Les victimes se heurtent le plus souvent à l’inertie de la justice centrafricaine. Par ailleurs, une partie du territoire échappe au contrôle de l’Etat.

Des détenus présentés au juge du palais de justice de Bangui, en République centrafricaine, le mercredi 4 juin 2014
La justice peine à entendre les victimes de violences sexuellesImage : Jerome Delay/AP Images/AP Photo/picture alliance

Qu’il s’agisse de viols commis par des groupes armés ou de violences conjugales, la justice centrafricaine semble en effet incapable d’offrir une réponse à la hauteur des drames vécus par les victimes. Même en dehors des zones de guerre, la justice centrafricaine sous-estime encore trop souvent la gravité d’un viol.

"Les hommes armés m’ont attaché à un arbre avant de me violer collectivement. Je saignais puis ils ont uriné sur moi", témoigne  Agnès qui a été violée par des hommes appartenant à un groupe rebelle à Bambari, au centre du pays. Elle attend que la justice fasse son travail mais celle-ci semble se perdre dans ses incohérences.

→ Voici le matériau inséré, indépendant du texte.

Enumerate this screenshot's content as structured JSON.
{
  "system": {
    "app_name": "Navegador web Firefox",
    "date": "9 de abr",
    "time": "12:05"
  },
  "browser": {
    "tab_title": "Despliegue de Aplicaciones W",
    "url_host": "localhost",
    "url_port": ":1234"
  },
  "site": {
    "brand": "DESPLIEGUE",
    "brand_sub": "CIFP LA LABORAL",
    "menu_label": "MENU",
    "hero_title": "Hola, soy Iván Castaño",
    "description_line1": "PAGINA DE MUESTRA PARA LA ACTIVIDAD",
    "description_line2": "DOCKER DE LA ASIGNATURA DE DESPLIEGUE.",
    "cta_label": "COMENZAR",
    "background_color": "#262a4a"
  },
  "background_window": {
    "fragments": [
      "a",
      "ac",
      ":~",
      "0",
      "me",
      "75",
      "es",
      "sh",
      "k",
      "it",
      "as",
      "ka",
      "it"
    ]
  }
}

Des rebelles de la Seleka à BanguiImage : Jerome Delay/AP Photo/picture alliance

En effet, le viol, qui est un crime, est souvent réduit au simple délit d’attentat à la pudeur, comme l’explique Narcisse Benoit Foukpio, procureur de la République au Tribunal de grande instance de Bangui.

Selon lui, "dans la pratique, l’infraction qui est définie par le législateur à travers l’article 86 parle d’attentat à la pudeur. Cette infraction n’est pas bien définie si bien que le juge, et d’autres acteurs judiciaires, ont tendance à confondre le délit d’attentat à la pudeur avec le crime de viol."

À cette difficulté s’ajoutent, dans le cas des viols commis par des groupes armés, des problèmes pratiques qui entravent la procédure, notamment la protection des victimes face à leurs agresseurs.

Narcisse Benoit Foukpio revient sur les problèmes évidents d’une justice qui ne peut s’exercer dans des zones encore sous la menace des rebelles.

L'ancienne dirigeante de la transition centrafricaine, Catherine Samba-Panza sur un marché de Bangui, en décembre 2020Image : Pressebüro Samba-Panza

"Dans le cadre de la répression des viols liés aux groupes armés, nous éprouvons des difficultés en ce qui concerne les investigations préliminaires. Il y a un grand problème en la matière, dans la mesure où les groupes armés qui sont dénoncés dans ces cas de viol sont encore actifs sur le territoire national, ils détiennent encore des armes, si bien que c’est difficile de mener les enquêtes", deplore-t-il.

Narcisse Benoit Foukpio ajoute qu'"il y a au moins deux ou trois cas qui ont fait l’objet des enquêtes par l’UMIRR (l’Unité mixte  d’intervention rapide et de répression des violences sexuelles faites aux femmes et aux enfants, ndlr),  mais ces cas n’ont pas encore fait l’objet de jugement devant les assises criminelles et nous sommes au stade des investigations parce que les victimes, les bourreaux, les auteurs présumés habitent le même milieu de vie et les investigations n’avancent pas rapidement. Nous sommes confrontés à un sérieux problème dans le cadre de la protection des victimes et des témoins, on n’a pas encore pu mettre en place un mécanisme de protection des victimes et des témoins."

Vision patriarcale de la justice

Au-delà du cas particulier des viols commis dans les zones de guerre, Magalie Bech, directrice de l’Institut Louis Joinet, un think tank qui travaille sur la réconciliation, dénonce une vision patriarcale de la justice.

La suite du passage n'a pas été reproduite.